Experience
Led the development of direct indexing and tax-aware portfolio optimization solutions with a range of client customizations and constraints. Developed standard and mixed-integer algorithms for portfolio optimization. Created sophisticated constraint attribution and holdings decomposition reporting, used within our InvestOS-compliant, AI-agent-friendly technology stack.
Delphia Asset Management — Toronto, Canada
As a founding team member, built an institutional-quality asset manager from scratch — overseeing trading, risk management, and compliance for market-neutral and long-biased U.S. equity portfolios with over $100mm AUM, executing more than $15B in equity trades via quantitative, machine learning-driven strategies. Led a cross-disciplinary team of portfolio managers, data scientists, and technologists while managing prime broker relationships, chairing risk and best execution committees, and developing performance attribution tools and analytical dashboards.
Managed end-to-end portfolio optimization and trade list construction across equity, commodity, and currency portfolios in the U.S. and Asia, with responsibility for trade approvals and oversight of the alpha generation team's day-to-day operations. Developed a factor-based performance attribution model and a portfolio simulation environment used to calibrate models, investigate trading strategies, and support the development and marketing of new investment products.
Managed a team of eight quantitative software engineers in San Francisco and London, holding operational responsibility for the Global Markets Strategy Group's analytical and alpha generation systems. Started the integration of BGI's optimization technology into BlackRock's Aladdin platform, coordinating engineers and business analysts across New York and San Francisco.
As a senior member of the Proprietary Analytics Group, developed and maintained portfolio optimization code used to manage over $500 billion in assets, and built a widely-used characteristic portfolio construction and analysis engine. Conducted research on signal performance, liquidity, and portfolio constraints, and collaborated with Stanford researchers to develop efficient numerical techniques for multi-period mean-variance optimization.
Developed proprietary algorithms and numerical models for the strategic pricing and procurement of electronic components, incorporating consumer demand forecasting and product lifecycle and cannibalization analysis. Led the Workbench project — data visualization and model parameterization tools — from requirements gathering through implementation in support of client services.
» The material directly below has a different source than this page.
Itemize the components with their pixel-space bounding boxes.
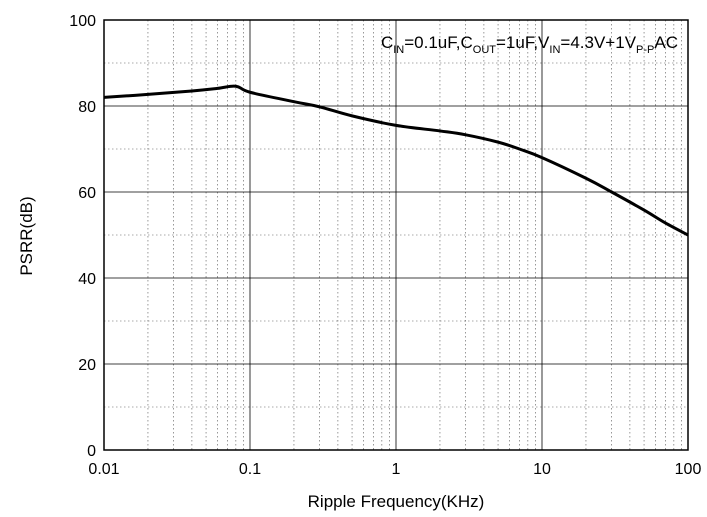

Developed algorithms for forecasting, sampling, and statistical analysis of pharmaceutical SKU demand, and built a simulation environment to evaluate the efficacy of inventory management strategies. Originated a Latin hypercube sampling technique for demand analysis, presented at INFORMS 2000.
Wrote commercial software for semiconductor processing and device simulation, developing hybrid mesh generation techniques and level set algorithms for multi-dimensional finite element simulation and material interface tracking.
As a Ph.D. student, developed an original algorithm for simulating plasma-based semiconductor processing using advanced numerical techniques including Godunov methods for conservation laws, multi-grid solvers for elliptic equations, and finite volume schemes on locally refined grids.
Performed numerical simulations in support of pulsed power equipment design. Used lumped element and transmission line circuit models, developed finite element models for electrostatic and magnetostatic simulations, and generally assisted senior physicists with computational support.